15      And finally, with respect to whether Grosz would have terminated Orlowski’s employment even if she had not complained, Grosz explicitly cited his concern that Orlowski had raised a meritless accusation against Stashek—which in his view would have an adverse effect on the morale of the department—as one of the reasons for terminating her employment.  LIRC also reasonably took into consideration the timing of the termination, less than two weeks after the meeting in which Grosz expressed a lack of concern over Orlowski’s evaluation scores to date, during which time Orlowski had received improved scores, and while she still had another eighty hours of training left. 

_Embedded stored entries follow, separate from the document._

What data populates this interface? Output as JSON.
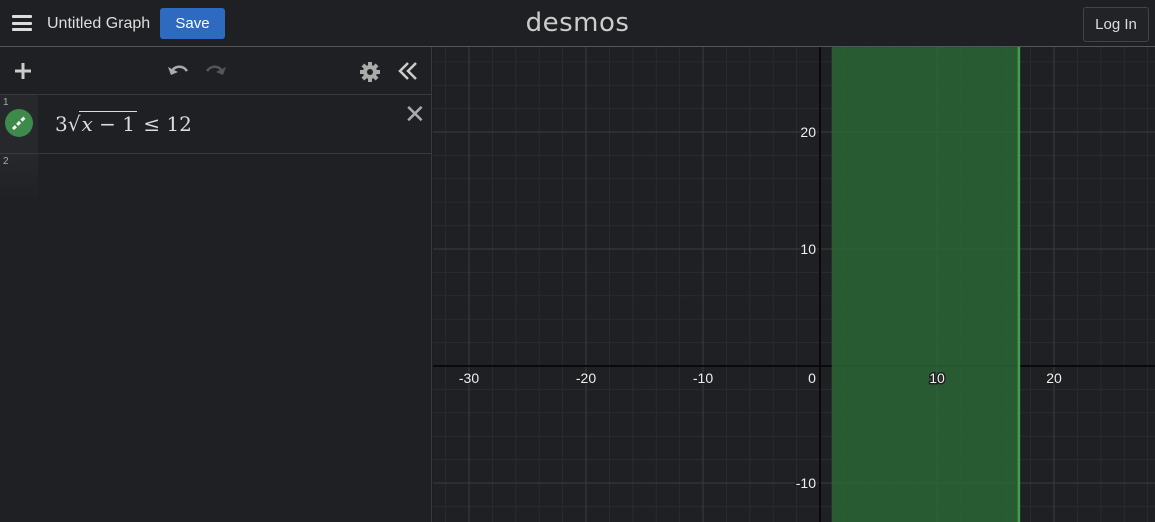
{
  "header": {
    "title": "Untitled Graph",
    "save_label": "Save",
    "logo": "desmos",
    "login_label": "Log In"
  },
  "toolbar": {
    "add_icon": "plus-icon",
    "undo_icon": "undo-icon",
    "redo_icon": "redo-icon",
    "settings_icon": "gear-icon",
    "collapse_icon": "double-chevron-left-icon"
  },
  "expressions": [
    {
      "number": "1",
      "coef": "3",
      "radicand_var": "x",
      "radicand_rest": " − 1",
      "relation": "≤",
      "rhs": "12",
      "color": "#3d8a4a"
    },
    {
      "number": "2"
    }
  ],
  "graph": {
    "x_ticks": [
      "-30",
      "-20",
      "-10",
      "0",
      "10",
      "20"
    ],
    "y_ticks": [
      "20",
      "10",
      "-10"
    ],
    "shade_from_x": 1,
    "shade_to_x": 17,
    "shade_color": "#2a6a36",
    "boundary_color": "#3fa04f"
  }
}
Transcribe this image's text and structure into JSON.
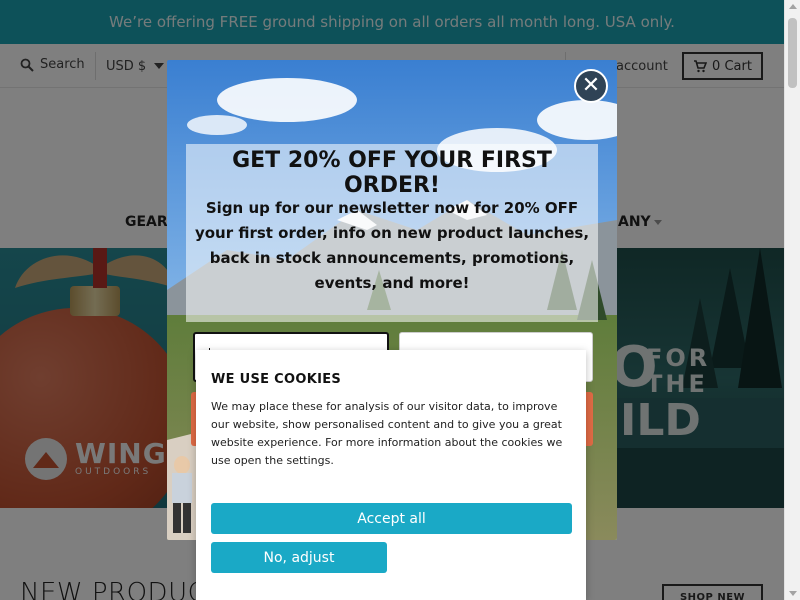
{
  "announcement": "We’re offering FREE ground shipping on all orders all month long. USA only.",
  "header": {
    "search_label": "Search",
    "currency": "USD $",
    "account_label": "account",
    "cart_label": "0 Cart"
  },
  "nav": {
    "items": [
      "GEAR",
      "ANY"
    ]
  },
  "hero": {
    "brand": "WINGO",
    "brand_sub": "OUTDOORS",
    "right_text": {
      "line1": "FOR",
      "line2": "THE",
      "big_letter": "O",
      "big_word": "ILD"
    }
  },
  "section": {
    "title": "NEW PRODUCTS",
    "button": "SHOP NEW"
  },
  "popup": {
    "close_symbol": "✕",
    "title": "GET 20% OFF YOUR FIRST ORDER!",
    "subtitle": "Sign up for our newsletter now for 20% OFF your first order, info on new product launches, back in stock announcements, promotions, events, and more!"
  },
  "cookie": {
    "title": "WE USE COOKIES",
    "text": "We may place these for analysis of our visitor data, to improve our website, show personalised content and to give you a great website experience. For more information about the cookies we use open the settings.",
    "accept_label": "Accept all",
    "adjust_label": "No, adjust"
  },
  "colors": {
    "announcement_bg": "#1aa3b3",
    "cookie_button": "#1aa9c6",
    "close_button": "#2f4356",
    "submit_button": "#e06b45"
  }
}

16      Because we conclude that there was substantial evidence in the record to support each of LIRC’s factual findings, and because the police department does not dispute that LIRC’s factual findings support its legal conclusion that Orlowski had met her burden of establishing a claim for retaliatory discharge, we reverse the order of the circuit court and reinstate LIRC’s decision.

17      Orlowski asks us to remand the matter to LIRC for an adjustment of the amount of attorney fees and lost wages to which she is due.  We agree that an award of attorney fees under the Wisconsin Fair Employment Act may encompass fees incurred on appeal, and that LIRC has the authority to determine the amount of the award.  See Watkins v. LIRC, 117 Wis. 2d 753, 345 N.W.2d 482 (1984).  Since the parties have not briefed the question of remedies, we make no comment as to whether Orlowski is entitled to any additional lost wages.  Therefore, consistent with our general practice, we will remand the matter back to the circuit court with directions that it return the record to LIRC to consider what if any adjustments should be made to the award.

            By the Court.—Order reversed and cause remanded with directions.

            This opinion will not be published.  See Wis. Stat. Rule 809.23(1)(b)5.

 


 



[1]  LIRC went into considerably more detail about the history of Orlowski’s training and evaluation period and complaints.  However, since most of that history is either undisputed, or not necessary to our decision, we do not repeat it here.

[2]  We are not bound by an agency’s conclusions of law in the same manner as we are by its factual findings, although we may still accord them some degree of deference.  UFE, Inc. v. LIRC, 201 Wis. 2d 274, 284, 548 N.W.2d 57 (1996); Begel v. LIRC, 2001 WI App 134, ¶6, 246 Wis. 2d 345, 631 N.W.2d 220.  We need not discuss what degree of deference would be appropriate here, because the parties are not disputing any questions of law under the Wisconsin Fair Employment Act.